# binomial theorem for all powers

• Aug 31st 2012, 02:12 AM
startanewww
binomial theorem for all powers
My book mentioned that
"If -1<x<1, then (1+x)^n = 1 + nx + n(n-1)(x^2)/2! + n(n-1)(n-2)(x^3)/3! + ... + n(n-1)(n-2)...(n-r+1)(x^r)/r! + ..."
Why -1<x<1? Why is this restriction on x necessary?
• Aug 31st 2012, 02:49 AM
Prove It
Re: binomial theorem for all powers
Quote:

Originally Posted by startanewww
My book mentioned that
"If -1<x<1, then (1+x)^n = 1 + nx + n(n-1)(x^2)/2! + n(n-1)(n-2)(x^3)/3! + ... + n(n-1)(n-2)...(n-r+1)(x^r)/r! + ..."
Why -1<x<1? Why is this restriction on x necessary?

Because it's possible that infinite series might diverge (go to infinity). You need to check the interval for which the series is convergent.
• Aug 31st 2012, 02:58 AM
startanewww
Re: binomial theorem for all powers
In that case, shouldn't the restriction be "x =/= +infinity or -infinity (when n is just a small number)"?
If -1<x<1, will the value of (1+x)^n be very small?
I really don't understand..
• Aug 31st 2012, 03:11 AM
Prove It
Re: binomial theorem for all powers
The series depends on x.
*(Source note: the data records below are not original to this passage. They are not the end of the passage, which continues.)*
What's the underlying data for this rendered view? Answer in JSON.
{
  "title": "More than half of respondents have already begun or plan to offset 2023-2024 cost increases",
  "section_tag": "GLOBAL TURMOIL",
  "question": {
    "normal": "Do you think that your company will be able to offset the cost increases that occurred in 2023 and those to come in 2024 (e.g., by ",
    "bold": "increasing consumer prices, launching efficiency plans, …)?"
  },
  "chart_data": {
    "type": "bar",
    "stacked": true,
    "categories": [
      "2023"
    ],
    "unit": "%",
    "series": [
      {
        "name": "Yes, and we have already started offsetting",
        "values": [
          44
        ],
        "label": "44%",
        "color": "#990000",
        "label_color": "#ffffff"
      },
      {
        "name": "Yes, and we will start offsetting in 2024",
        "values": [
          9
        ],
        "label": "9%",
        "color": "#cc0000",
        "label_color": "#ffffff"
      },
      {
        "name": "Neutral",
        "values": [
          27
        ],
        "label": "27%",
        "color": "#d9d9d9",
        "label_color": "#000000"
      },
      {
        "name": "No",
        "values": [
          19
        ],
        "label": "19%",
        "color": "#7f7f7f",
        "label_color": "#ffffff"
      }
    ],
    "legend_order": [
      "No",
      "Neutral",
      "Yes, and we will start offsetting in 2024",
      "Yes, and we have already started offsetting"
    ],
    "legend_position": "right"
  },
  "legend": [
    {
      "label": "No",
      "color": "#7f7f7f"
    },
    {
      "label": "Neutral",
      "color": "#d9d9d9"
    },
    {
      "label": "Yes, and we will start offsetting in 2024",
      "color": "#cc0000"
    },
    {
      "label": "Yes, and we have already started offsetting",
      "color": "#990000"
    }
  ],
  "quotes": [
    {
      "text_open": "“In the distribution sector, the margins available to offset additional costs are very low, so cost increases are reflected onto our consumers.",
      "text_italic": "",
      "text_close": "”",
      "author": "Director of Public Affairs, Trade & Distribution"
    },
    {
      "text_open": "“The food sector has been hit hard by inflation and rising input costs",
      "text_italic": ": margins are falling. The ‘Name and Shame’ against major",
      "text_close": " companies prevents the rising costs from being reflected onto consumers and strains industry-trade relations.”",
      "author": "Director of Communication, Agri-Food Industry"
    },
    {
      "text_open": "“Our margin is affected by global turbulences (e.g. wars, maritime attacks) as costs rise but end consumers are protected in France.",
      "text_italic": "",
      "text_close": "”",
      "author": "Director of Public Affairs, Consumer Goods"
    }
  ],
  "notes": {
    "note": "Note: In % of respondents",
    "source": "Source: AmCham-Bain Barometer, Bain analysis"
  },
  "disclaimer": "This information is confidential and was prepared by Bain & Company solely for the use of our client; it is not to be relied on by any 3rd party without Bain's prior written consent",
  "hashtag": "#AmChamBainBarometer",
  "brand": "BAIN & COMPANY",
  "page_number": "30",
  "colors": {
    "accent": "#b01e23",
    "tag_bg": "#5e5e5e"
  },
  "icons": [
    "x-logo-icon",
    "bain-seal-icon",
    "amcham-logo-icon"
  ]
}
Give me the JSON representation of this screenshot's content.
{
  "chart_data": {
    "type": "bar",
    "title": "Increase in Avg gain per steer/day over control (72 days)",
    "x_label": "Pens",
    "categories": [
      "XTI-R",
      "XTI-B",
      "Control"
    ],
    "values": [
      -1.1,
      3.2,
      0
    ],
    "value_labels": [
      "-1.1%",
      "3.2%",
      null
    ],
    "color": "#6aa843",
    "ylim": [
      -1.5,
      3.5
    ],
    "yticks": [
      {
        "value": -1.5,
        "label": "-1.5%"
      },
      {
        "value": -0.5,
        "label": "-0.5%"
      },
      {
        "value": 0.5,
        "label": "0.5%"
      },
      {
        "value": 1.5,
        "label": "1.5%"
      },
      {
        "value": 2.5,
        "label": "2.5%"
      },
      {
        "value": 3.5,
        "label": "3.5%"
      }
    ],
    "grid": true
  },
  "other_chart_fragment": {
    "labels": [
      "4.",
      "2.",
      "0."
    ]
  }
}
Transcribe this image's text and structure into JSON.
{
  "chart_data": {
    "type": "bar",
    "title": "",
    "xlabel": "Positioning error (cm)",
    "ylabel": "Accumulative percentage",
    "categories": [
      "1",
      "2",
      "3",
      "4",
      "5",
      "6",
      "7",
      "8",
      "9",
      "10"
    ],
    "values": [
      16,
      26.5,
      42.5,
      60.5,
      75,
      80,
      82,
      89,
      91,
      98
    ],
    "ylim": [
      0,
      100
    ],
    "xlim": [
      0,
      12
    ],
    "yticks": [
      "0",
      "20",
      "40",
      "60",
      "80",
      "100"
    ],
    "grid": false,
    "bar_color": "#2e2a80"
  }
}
But the series itself is only convergent if it follows specific conditions, which means that it will only be convergent for particular values of x (the ones which will satisfy the conditions). I suggest you research convergence tests for infinite series.
• Aug 31st 2012, 04:10 AM
Plato
Re: binomial theorem for all powers
Quote:

Originally Posted by startanewww
My book mentioned that
"If -1<x<1, then (1+x)^n = 1 + nx + n(n-1)(x^2)/2! + n(n-1)(n-2)(x^3)/3! + ... + n(n-1)(n-2)...(n-r+1)(x^r)/r! + ..."
Why -1<x<1? Why is this restriction on x necessary?

I think that you are missing the point.
$\displaystyle {\left( {1 + x} \right)^n} = \sum\limits_{k = 0}^n {{\binom{n}{k} x^k}}$ for any $\displaystyle x\in\mathbb{R}$.
So it would be true for $\displaystyle -1<x<1.$
• Aug 31st 2012, 04:21 AM
Prove It
Re: binomial theorem for all powers
Quote:

Originally Posted by Plato
I think that you are missing the point.
$\displaystyle {\left( {1 + x} \right)^n} = \sum\limits_{k = 0}^n {{\binom{n}{k} x^k}}$ for any $\displaystyle x\in\mathbb{R}$.
So it would be true for $\displaystyle -1<x<1.$

The OP was actually referring to the GENERALISED Binomial Theorem, which is an infinite series.